I have completed a part-time Ph.D. at the University of Reading and have been a member of the Centre for Plant Diversity and Systematics in the School of Biological Sciences since October 2009.
The aim of my research is a biodiversity climatic change study of plants in the Mediterranean region.
Most of the work done to date has focused on developing methodologies to achieve this goal.
Three papers have been published to date (see below). The first paper discusses the development of filters to remove various erroneous data from plant species occurrence data. The second paper starts by explaining the need for a cluster computing approach for the efficient processing of thousands of plant species environmental niche models (ENMs). Due to the aggregate size of these models (around 3 Tb), we introduce a novel technique for downsizing them to reduce storage requirements. Finally, we show how we used the compute cluster to merge 4,209 plant ENMs to create plant climate-change biodiversity maps.

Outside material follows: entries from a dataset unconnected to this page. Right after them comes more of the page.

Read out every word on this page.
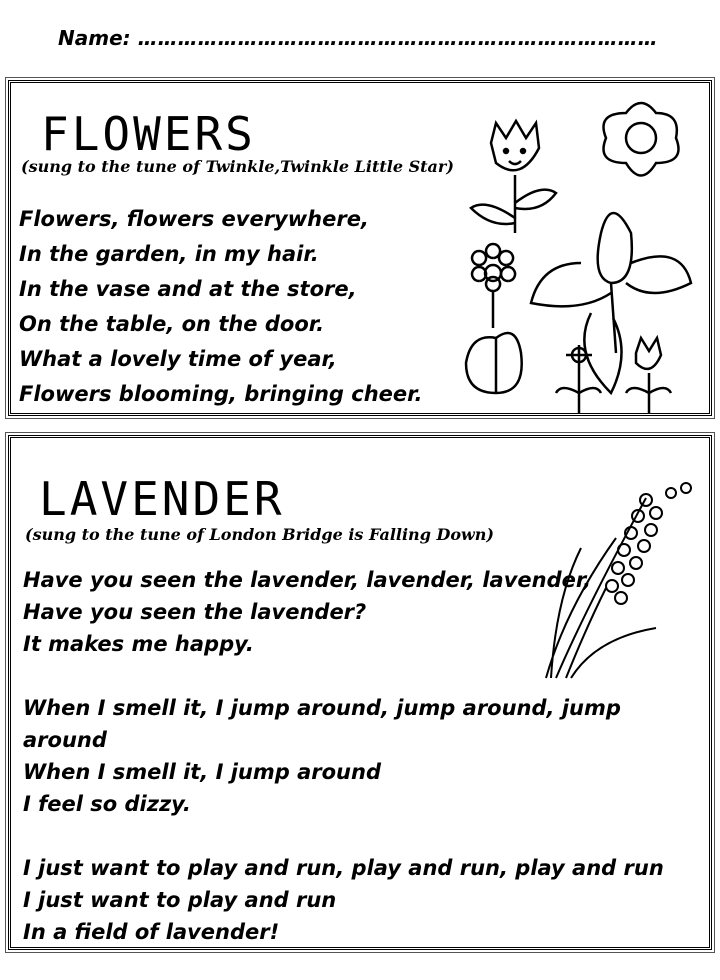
Name: ……………………………………………………………………
FLOWERS
(sung to the tune of Twinkle,Twinkle Little Star)
Flowers, flowers everywhere,
In the garden, in my hair.
In the vase and at the store,
On the table, on the door.
What a lovely time of year,
Flowers blooming, bringing cheer.
LAVENDER
(sung to the tune of London Bridge is Falling Down)
Have you seen the lavender, lavender, lavender,
Have you seen the lavender?
It makes me happy.
When I smell it, I jump around, jump around, jump around
When I smell it, I jump around
I feel so dizzy.
I just want to play and run, play and run, play and run
I just want to play and run
In a field of lavender!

The map displayed illustrates the current state of this research. The Mediterranean basin is home to the world’s third largest plant biodiversity hot spot. There are around 25,000 plant species, half of which are endemic. Although there are areas in green predicting overall species gains, they are generally small. More worrying are the areas predicting significant species losses especially as global warming during the first decade of the 21st century advanced at a higher rate than that of the ‘aggressive’ IPCC, 4th assessment climate change model we used to create this map.
Due to the limited availability of plant species occurrence data, it was not possible to temporally filter this data. So using contemporary data of change in species cover of various alpine plant species, the next stage of research will attempt to ‘ground-truth’ the above map’s predictions.
Finally, by focusing on protected areas (e.g. national parks), falling within these maps, it is planned to derive more detailed information on the potential effects of climate change on biodiversity occurring within the biome and so aid administrators of regional, national and local biodiversity policy.
Heap M.J. & Culham A. (2010). Automated pre-processing strategies for species occurrence data used in biodiversity modelling. KES 2010, Part IV, LNAI, 6279: 517-526. Springer-Verlag Berlin Heidelberg.
Heap M.J., Culham, A & Osborne J. (2013). The Benefits of a Compute Cluster Approach to High Spatial Resolution Biodiversity Richness Modelling: Projecting the Impact of Climate Change on Mediterranean Flora. The International Journal of Climate Change: Impacts and Responses. 4, 115-128.
Heap, M. , Culham, A. , Lenoir, J. and Gavilán, R. (2014). Can the Iberian Floristic Diversity Withstand Near-Future Climate Change?. Open Journal of Ecology, 4, 1089-1101. doi: 10.4236/oje.2014.417089.
it seems this is a complicated discussion. How do you target sampling? Are there alot of
National Parks? I worked jobs at USA National Parks and National Forests. We saw some
of these issues. I’ll look around who is concerned for plant turn down incidence? Maybe with
the receding glaciers you might find upturn species? Working in the field has become
dangerous. Mudslides are devastating and totally unpredictable.